Partner | Securitization & Asset Based Finance
On March 13, 2023, the European Supervisory Authorities (ESAs) and the European Central Bank (ECB), published a Joint Statement on climate-related disclosure for structured finance products. In describing the need for such guidance, the ESAs and ECB stated that “securitisation transactions are often backed by assets that could be directly exposed to physical or transition climate-related risks, such as real estate mortgages or auto loans. Since the value of these underlying assets could be affected by climate-related events, the ESAs and the ECB share the view that the reporting on existing climate-related metrics needs to improve, and that additional metrics are necessary. Additional climate related data will allow investors to better identify climate change-related risks while avoiding overreliance on estimates from external sources.”
In light of these concerns, the ESAs and ECB are “committed” to promoting climate-related “transparency and robust disclosure requirements for financial institutions and financial products,” including:
- developing advice and Regulatory Technical Standards (RTS) under the EU Taxonomy Regulation and the SFDR;
- reviewing the SFDR Delegated Regulation to “enhance ESG disclosures by financial market participants,” which includes requirements for additional disclosures of decarbonization targets; and
- developing templates for voluntary sustainability-related disclosures for “simple, transparent and standardized” (STS) securitizations. Although mandatory disclosure requirements are not yet in place, originators are being urged to collect the data needed to assess climate-related risks at loan origination, with a goal of providing “easy and seamless access to climate-related data” through “registered securitization repositories.”
The Joint Statement also observed that the European Securities and Markets Authority is “undertaking a review of the loan-level securitization disclosure templates,” with a goal to both “simplify the reporting templates where possible,” and also to introduce “new, proportionate and targeted climate change-related metrics that will be useful for investors and supervisors. The new metrics will have to meet investor needs, considering existing market practices and the reporting standards stemming from the relevant EU legislation (the EU Taxonomy Regulation, the SFDR and the forthcoming EU Green Bond Standards). This requires engagement with both originators and investors as well as with the relevant regulatory bodies to achieve an effective and proportionate approach.”
The ECB previously announced that it will take steps to include climate change considerations in its purchase programs and collateral framework to better take into account climate-related financial risk in monetary policy implementation and “support the green transition of the economy in line with the EU’s climate neutrality objectives.”
Finally, new climate change-related disclosure requirements for securitizations may also become relevant for similar funding instruments backed by the same type of underlying assets, such as covered bonds. According to the ESAs and ECB, “consistent and harmonized requirements for these instruments are necessary for assessing and addressing climate-related risks and would ensure a level playing field across similar asset classes, foster comparability for investors and facilitate equal treatment by EU supervisors.”

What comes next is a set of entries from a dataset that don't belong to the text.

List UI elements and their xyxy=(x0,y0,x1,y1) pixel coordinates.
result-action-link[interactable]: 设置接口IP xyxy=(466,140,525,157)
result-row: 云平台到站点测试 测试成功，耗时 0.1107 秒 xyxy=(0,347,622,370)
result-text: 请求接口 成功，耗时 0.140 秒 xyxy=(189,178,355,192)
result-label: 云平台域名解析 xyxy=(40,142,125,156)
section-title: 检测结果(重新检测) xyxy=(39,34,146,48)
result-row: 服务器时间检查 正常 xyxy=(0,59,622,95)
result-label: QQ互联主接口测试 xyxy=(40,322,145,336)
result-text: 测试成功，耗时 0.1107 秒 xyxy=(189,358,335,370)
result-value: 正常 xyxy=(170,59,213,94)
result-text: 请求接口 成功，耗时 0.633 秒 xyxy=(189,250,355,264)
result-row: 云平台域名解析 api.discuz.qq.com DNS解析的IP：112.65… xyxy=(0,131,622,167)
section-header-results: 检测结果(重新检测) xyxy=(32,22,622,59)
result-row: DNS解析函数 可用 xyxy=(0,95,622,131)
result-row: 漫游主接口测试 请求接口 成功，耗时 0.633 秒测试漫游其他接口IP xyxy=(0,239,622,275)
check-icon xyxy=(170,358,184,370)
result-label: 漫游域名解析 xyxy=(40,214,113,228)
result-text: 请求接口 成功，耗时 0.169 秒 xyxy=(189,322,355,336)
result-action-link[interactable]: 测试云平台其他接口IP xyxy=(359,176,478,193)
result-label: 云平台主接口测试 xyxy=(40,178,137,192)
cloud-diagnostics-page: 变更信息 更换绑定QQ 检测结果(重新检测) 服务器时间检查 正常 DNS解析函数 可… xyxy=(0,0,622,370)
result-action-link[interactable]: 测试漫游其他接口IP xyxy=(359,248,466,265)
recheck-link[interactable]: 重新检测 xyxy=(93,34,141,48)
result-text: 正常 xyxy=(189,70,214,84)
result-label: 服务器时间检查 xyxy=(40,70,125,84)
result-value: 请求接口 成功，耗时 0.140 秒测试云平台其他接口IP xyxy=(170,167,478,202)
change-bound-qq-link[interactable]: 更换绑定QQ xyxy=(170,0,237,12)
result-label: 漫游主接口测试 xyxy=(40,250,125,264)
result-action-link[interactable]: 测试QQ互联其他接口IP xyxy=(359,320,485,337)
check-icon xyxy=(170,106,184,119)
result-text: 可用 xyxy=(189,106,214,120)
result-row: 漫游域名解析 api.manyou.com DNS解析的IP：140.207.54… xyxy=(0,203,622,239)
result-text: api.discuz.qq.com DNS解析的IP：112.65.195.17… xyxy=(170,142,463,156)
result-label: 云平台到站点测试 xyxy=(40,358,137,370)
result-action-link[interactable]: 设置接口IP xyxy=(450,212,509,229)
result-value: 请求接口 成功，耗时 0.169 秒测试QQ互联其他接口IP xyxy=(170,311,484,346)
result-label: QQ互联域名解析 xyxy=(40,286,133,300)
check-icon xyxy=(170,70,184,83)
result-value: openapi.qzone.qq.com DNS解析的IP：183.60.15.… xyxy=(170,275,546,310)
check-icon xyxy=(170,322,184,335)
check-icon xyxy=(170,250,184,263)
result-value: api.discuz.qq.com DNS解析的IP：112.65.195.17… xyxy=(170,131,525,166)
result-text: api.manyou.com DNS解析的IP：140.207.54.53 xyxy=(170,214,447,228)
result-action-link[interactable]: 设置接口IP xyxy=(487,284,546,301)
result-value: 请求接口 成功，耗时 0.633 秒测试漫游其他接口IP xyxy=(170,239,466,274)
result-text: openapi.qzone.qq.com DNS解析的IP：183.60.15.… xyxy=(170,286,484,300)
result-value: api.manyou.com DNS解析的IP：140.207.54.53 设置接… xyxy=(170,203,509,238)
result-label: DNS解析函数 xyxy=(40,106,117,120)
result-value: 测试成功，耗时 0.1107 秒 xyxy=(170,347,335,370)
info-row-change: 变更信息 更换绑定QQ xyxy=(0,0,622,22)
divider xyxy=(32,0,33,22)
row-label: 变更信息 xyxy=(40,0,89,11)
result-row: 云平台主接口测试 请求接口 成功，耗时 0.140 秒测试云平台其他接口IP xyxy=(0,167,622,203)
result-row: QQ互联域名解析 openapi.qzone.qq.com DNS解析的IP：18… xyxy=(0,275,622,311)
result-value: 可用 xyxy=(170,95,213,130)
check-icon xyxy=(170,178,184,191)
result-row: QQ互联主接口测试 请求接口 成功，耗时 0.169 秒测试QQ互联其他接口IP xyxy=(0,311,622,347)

Taking the Temperature: Climate-related data assessment and disclosure arising in financing transactions remains a work in progress globally. For instance, last month the Council of the European Union and the European Parliament reached a deal to draft European Green Bonds Standards (“EUGBS”). The aim of the EUGBS is to establish the leading global framework for green bonds.” However, there are unique climate-related issues arising from securitization transactions, and it is unclear whether securitizations will be part of the EUGBS as per the European Banking Authority’s report (Report) on developing a framework for sustainable securitization. In addition, again as observed in the Report, the “EU taxonomy does not apply directly to securitisation transactions, and financial instruments issued within securitisation transactions are not ‘financial products’ as defined in the Sustainable Finance Disclosure Regulation (SFDR).” As a result, the input of regulators such as the EBA, ESAs and ECB ultimately should provide useful guidance in the EU for the development of a sustainable securitization regime. That guidance, in turn, may serve as a template for voluntary action or mandatory regulation in other jurisdictions. We have previously reported on the potential importance of securitization transactions to securing a portion of the massive financing necessary to fund efforts to transition to a green economy.